Le nickel veut se refaire une santé
Pour les petits vracs, la situation reste positive. L’analyste du Bimco indique que ces produits enregistrent une hausse de 4,8% de leur volume d’une année sur l’autre. Les différents vracs sont en progression. Seuls les minerais comme le nickel ont connu une baisse de leur volume transporté en raison de la demande chinoise réduite. L’industrie du nickel attend une croissance dans les prochains mois tant pour l’acier inoxydable que pour les batteries automobiles.
Un carnet de commande de 68,1 Mtpl
Avec une demande qui ne devrait progresser qu’entre 1% et 2%, l’offre doit s’adapter. Alors, au cours des sept premiers mois de l’année, la flotte mondiale de vraquier a peu bougé. Le carnet de commandes s’établi à 68,1 Mtpl, soit 7,5% de la flotte en activité. Les livraisons de navires en 2022 et 2023 pourraient être revues et décalées. D’autre part, le Bimco s’attend à voir une augmentation de la démolition de navires les plus anciens. « Des armateurs trouveront peu économiques d’envoyer des navires dans des chantiers pour répondre aux normes EEXI et CII dans ces conditions de marché », indique Niels Rasmussen. En 2022, la croissance de la flotte devrait se limiter à 2,2% contre 3,6% en 2021.
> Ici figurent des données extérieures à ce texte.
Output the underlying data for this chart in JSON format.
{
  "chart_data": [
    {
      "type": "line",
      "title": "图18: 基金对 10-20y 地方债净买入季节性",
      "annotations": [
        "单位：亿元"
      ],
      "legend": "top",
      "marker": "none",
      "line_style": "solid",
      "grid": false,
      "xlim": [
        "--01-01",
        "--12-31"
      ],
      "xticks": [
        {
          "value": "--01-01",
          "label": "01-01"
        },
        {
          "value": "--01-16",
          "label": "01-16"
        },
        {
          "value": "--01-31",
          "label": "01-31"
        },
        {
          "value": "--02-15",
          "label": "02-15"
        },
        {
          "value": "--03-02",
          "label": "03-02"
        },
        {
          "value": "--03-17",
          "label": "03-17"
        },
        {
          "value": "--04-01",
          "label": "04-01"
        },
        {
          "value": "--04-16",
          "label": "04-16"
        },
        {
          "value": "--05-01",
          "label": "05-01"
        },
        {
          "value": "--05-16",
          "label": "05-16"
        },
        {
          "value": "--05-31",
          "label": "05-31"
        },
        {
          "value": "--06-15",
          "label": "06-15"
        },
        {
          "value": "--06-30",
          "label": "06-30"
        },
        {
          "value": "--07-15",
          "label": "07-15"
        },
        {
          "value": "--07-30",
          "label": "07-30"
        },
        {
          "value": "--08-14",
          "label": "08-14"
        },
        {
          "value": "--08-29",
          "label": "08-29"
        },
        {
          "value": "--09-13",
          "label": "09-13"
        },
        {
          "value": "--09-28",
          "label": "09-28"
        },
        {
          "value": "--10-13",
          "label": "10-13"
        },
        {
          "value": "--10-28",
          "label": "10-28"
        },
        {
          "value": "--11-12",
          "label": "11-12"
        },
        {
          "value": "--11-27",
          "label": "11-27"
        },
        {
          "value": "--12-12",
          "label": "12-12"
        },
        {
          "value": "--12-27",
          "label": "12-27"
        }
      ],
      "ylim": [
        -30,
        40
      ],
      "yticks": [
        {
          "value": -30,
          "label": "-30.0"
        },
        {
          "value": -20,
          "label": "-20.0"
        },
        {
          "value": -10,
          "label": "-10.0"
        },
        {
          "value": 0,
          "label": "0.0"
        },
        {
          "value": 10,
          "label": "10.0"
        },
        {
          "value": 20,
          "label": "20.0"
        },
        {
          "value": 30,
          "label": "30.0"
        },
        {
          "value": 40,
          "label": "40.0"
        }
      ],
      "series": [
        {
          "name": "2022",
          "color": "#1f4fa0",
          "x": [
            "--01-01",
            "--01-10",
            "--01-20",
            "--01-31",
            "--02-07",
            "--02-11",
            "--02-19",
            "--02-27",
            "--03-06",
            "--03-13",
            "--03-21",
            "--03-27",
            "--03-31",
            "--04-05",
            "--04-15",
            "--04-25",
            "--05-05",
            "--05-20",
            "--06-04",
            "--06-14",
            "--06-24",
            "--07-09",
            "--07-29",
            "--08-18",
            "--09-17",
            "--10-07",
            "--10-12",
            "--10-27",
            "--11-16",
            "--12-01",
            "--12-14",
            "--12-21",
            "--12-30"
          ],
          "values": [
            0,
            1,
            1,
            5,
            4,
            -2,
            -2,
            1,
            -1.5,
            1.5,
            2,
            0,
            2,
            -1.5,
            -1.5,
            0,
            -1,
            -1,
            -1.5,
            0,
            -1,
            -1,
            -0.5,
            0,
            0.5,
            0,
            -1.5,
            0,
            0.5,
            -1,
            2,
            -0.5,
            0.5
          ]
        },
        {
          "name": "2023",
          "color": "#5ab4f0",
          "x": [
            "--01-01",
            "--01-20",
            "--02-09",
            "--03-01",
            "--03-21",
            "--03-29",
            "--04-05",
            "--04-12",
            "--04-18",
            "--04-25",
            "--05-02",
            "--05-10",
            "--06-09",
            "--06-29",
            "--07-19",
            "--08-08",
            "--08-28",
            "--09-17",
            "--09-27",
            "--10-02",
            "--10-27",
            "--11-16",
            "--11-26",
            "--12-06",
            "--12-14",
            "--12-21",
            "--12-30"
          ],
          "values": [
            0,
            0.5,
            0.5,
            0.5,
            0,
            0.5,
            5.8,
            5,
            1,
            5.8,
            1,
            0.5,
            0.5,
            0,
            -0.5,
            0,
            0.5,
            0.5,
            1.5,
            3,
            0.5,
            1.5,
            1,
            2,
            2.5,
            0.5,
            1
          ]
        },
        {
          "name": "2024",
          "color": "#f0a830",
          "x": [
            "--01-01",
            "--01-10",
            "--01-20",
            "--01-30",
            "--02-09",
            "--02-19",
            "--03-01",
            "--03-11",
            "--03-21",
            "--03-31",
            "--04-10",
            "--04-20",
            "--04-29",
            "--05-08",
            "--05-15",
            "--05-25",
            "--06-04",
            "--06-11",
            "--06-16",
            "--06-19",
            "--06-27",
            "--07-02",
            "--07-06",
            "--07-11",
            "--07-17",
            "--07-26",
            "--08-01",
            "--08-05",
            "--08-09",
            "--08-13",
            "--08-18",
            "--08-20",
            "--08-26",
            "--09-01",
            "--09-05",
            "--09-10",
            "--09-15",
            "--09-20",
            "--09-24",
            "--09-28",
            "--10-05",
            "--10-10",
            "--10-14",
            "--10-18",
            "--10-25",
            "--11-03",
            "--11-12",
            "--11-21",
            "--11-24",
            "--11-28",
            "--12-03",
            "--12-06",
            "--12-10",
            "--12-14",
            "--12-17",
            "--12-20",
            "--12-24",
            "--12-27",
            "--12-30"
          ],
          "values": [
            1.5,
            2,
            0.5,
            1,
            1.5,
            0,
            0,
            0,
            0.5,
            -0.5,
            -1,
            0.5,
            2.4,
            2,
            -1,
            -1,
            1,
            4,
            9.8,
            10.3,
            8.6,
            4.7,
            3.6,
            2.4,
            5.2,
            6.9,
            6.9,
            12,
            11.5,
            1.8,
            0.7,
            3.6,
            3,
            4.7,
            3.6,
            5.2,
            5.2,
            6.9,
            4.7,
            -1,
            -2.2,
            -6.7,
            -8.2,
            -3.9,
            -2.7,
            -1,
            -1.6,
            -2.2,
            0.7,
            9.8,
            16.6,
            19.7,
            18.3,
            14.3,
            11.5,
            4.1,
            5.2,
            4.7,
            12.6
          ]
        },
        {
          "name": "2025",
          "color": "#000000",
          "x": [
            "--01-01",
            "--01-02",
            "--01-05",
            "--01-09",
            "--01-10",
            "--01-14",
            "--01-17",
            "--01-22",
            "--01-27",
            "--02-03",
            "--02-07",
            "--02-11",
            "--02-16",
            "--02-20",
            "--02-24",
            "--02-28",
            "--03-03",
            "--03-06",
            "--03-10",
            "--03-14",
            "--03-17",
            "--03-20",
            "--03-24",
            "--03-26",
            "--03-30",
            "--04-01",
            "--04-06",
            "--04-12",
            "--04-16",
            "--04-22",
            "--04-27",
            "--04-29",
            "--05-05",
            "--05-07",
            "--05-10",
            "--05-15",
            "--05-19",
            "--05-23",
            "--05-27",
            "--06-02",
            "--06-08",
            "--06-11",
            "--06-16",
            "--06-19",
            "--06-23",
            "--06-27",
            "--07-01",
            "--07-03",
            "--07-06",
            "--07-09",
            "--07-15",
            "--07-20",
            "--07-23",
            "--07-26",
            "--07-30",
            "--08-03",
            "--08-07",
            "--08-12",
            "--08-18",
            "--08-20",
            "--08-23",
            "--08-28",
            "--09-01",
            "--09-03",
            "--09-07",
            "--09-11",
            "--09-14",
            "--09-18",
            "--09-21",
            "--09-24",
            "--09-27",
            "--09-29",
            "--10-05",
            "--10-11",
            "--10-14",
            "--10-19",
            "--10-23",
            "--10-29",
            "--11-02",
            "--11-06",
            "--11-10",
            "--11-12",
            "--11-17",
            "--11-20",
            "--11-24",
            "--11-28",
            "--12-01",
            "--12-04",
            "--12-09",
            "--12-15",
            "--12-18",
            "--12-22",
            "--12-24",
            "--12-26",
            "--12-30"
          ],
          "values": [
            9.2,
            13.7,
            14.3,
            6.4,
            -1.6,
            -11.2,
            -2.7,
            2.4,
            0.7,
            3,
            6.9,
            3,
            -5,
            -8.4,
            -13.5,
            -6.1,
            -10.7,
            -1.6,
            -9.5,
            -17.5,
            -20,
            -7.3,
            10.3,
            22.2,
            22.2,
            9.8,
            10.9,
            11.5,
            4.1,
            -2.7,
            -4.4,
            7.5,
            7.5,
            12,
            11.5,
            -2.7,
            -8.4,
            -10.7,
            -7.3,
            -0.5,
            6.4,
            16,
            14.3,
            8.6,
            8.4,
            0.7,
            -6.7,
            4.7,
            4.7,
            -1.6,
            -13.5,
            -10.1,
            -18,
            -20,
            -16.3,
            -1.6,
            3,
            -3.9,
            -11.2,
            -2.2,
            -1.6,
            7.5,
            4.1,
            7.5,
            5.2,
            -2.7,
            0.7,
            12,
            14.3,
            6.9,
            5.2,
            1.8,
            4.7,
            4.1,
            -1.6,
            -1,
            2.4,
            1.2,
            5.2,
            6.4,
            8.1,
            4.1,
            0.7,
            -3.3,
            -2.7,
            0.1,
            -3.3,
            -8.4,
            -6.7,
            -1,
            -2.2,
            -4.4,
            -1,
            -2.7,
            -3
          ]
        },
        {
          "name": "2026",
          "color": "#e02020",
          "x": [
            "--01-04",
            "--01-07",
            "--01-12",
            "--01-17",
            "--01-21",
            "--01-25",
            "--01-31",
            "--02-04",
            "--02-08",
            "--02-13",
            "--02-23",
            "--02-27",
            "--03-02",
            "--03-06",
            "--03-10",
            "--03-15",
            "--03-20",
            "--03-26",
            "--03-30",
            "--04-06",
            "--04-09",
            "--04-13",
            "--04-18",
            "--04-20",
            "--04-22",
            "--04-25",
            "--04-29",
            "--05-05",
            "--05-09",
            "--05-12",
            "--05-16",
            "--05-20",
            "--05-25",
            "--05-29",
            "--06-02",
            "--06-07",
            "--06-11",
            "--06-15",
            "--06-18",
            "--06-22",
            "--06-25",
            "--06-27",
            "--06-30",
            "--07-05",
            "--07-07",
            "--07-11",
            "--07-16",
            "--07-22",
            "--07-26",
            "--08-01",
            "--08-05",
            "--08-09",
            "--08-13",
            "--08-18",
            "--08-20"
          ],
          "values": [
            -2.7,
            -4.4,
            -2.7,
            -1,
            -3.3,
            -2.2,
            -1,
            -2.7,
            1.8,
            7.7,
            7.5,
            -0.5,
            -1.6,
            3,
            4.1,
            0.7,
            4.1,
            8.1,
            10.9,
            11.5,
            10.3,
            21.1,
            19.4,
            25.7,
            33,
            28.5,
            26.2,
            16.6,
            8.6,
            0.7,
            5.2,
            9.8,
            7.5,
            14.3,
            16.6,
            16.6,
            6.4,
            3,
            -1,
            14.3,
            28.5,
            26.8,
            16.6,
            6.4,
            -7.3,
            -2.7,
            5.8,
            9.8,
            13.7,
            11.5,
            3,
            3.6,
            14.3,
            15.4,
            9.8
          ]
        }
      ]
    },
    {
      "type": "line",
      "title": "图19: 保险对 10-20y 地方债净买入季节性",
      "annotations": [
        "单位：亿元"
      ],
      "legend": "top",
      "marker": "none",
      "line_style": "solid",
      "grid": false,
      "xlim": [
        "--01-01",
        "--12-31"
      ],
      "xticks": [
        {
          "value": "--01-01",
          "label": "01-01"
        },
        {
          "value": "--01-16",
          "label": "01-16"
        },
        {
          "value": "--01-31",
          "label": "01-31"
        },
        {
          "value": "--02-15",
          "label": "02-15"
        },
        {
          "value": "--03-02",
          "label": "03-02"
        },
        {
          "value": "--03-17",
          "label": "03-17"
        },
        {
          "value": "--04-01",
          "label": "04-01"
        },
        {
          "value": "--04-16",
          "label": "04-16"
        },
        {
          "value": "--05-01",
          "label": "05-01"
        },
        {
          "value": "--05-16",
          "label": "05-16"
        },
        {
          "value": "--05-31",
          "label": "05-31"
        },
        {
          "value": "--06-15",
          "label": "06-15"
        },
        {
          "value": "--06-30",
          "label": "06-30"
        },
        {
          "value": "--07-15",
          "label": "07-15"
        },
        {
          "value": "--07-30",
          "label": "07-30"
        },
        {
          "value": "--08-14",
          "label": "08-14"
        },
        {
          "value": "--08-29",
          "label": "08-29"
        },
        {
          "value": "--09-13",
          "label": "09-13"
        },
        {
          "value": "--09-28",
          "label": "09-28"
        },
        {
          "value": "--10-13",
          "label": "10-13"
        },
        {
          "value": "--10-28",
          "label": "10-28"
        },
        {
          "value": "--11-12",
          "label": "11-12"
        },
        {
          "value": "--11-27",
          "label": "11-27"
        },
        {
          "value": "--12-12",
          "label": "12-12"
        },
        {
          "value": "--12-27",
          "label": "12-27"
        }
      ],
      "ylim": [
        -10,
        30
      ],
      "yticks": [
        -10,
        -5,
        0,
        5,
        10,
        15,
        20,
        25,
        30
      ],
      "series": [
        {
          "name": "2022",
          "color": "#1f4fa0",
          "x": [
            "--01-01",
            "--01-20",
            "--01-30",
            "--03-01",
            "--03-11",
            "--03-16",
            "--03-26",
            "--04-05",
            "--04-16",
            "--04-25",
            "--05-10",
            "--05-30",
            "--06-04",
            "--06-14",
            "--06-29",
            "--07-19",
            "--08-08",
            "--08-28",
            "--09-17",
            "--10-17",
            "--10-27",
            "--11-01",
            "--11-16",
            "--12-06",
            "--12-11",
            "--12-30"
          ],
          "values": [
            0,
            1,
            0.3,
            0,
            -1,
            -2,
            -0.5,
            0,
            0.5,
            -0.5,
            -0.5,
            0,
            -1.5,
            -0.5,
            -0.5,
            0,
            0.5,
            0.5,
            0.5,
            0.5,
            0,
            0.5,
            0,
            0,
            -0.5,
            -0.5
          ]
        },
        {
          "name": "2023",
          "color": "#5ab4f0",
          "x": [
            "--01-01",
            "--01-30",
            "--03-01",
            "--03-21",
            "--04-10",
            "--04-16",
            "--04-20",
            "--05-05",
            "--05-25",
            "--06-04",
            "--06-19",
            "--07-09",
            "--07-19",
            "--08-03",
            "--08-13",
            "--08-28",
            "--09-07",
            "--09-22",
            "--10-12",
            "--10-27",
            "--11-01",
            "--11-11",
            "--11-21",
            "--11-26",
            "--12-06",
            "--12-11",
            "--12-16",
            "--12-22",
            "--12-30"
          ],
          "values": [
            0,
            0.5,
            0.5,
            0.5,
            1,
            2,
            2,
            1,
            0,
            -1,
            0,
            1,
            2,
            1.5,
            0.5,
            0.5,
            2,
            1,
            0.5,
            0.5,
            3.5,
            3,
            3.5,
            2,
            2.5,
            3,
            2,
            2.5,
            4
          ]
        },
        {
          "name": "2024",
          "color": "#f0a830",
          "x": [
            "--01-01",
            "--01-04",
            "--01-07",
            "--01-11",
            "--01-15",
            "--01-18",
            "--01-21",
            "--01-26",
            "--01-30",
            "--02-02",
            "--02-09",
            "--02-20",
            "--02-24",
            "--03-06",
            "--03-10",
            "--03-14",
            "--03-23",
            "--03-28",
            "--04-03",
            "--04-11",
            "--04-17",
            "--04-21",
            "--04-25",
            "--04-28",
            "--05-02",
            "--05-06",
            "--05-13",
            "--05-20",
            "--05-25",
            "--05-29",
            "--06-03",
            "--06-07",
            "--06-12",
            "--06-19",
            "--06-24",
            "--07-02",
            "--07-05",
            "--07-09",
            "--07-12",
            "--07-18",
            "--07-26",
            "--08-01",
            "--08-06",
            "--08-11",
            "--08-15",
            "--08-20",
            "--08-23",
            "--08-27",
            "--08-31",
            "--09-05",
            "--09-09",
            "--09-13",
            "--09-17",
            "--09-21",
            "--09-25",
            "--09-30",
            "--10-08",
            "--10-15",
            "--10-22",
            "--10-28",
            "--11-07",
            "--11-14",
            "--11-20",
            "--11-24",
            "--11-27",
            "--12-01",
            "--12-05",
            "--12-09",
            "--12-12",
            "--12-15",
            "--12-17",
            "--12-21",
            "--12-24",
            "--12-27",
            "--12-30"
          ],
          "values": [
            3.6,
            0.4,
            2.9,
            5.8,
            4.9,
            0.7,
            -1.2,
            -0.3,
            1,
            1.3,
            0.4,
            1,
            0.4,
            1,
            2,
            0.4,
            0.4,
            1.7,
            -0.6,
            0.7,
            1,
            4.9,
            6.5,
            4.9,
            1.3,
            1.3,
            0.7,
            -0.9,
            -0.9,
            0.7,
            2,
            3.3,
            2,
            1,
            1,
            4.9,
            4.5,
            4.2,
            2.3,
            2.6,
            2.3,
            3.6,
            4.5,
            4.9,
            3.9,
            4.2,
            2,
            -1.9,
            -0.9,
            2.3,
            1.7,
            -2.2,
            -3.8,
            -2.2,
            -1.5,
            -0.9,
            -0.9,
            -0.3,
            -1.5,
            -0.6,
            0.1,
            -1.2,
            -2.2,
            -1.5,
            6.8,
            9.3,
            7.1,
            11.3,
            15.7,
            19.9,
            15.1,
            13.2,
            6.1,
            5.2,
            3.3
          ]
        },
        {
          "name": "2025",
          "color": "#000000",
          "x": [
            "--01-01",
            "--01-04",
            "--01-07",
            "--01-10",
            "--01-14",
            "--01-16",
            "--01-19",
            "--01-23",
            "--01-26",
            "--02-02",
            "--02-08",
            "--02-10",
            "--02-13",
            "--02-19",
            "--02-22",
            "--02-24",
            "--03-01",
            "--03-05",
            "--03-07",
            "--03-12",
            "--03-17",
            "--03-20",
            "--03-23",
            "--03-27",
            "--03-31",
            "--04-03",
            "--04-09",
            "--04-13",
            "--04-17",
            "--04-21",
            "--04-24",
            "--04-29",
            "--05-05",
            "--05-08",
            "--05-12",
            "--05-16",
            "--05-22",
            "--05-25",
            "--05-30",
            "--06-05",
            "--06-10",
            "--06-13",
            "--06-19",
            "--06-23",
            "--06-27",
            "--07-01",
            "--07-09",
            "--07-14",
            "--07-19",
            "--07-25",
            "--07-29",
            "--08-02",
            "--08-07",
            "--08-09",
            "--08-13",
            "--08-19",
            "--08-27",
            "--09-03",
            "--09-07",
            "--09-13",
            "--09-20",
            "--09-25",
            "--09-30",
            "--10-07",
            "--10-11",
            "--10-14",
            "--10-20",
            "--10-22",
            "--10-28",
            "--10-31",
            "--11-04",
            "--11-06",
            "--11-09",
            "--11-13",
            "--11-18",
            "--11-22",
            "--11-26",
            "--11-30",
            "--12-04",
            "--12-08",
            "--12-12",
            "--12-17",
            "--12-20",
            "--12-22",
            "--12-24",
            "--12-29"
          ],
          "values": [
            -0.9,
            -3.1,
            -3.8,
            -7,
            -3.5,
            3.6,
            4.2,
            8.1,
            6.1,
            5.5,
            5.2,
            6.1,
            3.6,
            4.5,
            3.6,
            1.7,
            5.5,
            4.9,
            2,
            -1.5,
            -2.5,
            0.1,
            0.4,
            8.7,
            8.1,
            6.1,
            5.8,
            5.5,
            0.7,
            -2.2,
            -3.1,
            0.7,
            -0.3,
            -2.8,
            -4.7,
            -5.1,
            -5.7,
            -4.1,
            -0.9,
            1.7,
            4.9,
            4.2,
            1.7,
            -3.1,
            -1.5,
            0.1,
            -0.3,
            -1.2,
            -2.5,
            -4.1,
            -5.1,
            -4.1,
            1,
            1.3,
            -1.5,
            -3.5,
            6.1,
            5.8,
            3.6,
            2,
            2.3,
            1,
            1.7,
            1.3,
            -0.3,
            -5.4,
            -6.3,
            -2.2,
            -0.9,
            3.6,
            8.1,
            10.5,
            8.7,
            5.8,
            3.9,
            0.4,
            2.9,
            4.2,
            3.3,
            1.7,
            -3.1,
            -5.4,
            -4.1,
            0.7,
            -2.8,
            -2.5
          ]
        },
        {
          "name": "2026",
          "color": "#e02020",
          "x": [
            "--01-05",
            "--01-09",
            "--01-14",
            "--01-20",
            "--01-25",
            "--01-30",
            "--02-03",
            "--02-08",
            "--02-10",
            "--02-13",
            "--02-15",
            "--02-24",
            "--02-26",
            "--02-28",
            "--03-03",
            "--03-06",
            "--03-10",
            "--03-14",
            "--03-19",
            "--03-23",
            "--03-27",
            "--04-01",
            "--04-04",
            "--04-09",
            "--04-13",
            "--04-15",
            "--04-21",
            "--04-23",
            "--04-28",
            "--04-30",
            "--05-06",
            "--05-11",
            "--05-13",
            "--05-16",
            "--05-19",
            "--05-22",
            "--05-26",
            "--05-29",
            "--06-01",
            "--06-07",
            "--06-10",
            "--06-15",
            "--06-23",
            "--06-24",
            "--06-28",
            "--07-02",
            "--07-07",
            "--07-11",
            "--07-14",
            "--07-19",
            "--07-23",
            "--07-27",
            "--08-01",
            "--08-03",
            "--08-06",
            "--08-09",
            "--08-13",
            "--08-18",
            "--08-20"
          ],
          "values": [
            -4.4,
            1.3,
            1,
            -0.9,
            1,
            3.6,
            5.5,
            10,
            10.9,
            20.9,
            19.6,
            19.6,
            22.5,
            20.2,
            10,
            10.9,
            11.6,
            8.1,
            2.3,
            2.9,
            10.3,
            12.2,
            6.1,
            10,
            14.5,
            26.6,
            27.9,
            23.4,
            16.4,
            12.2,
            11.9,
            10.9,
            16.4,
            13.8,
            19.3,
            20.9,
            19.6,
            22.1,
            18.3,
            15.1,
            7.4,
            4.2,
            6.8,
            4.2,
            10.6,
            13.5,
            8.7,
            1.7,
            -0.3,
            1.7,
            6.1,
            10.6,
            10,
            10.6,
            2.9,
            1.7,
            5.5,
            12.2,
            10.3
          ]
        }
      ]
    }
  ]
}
Congestion portuaire et vitesse de navire
L’offre de capacité doit aussi être analysée en regard de la congestion portuaire et de la vitesse des navires. L’atténuation de la congestion portuaire, qui sévi depuis le milieu de 2020, ajoute de la capacité sur les marchés internationaux. De plus, en réduisant la vitesse des navires de 0,1 nœuds par rapport à 2021, les armateurs ont automatiquement réduit l’offre. Or, avec l’entrée en vigueur des normes EEXI, CII et du système des ETS en Europe, il est indéniable que la vitesse des navires ne va pas augmenter en 2023, explique l’analyste du Bimco. « Nous sommes persuadés que la fin de la congestion va amener de la capacité supplémentaire ». Alors, la capacité disponible devrait croître de 1% en 2022 et entre 0% et 1% en 2023.
L’avenir encore flou
Ces prévisions restent encore sujettes à de nombreuses inconnues comme l’exécution des corridors logistiques céréaliers depuis l’Ukraine, la capacité de l’Europe à se priver du charbon russe, de nouveaux confinements en Chine ou encore la discipline des armateurs à se tourner vers la démolition. Le marché tendu des vracs secs peut connaître de nouvelles tensions, l’histoire nous a montré sa capacité à sombrer.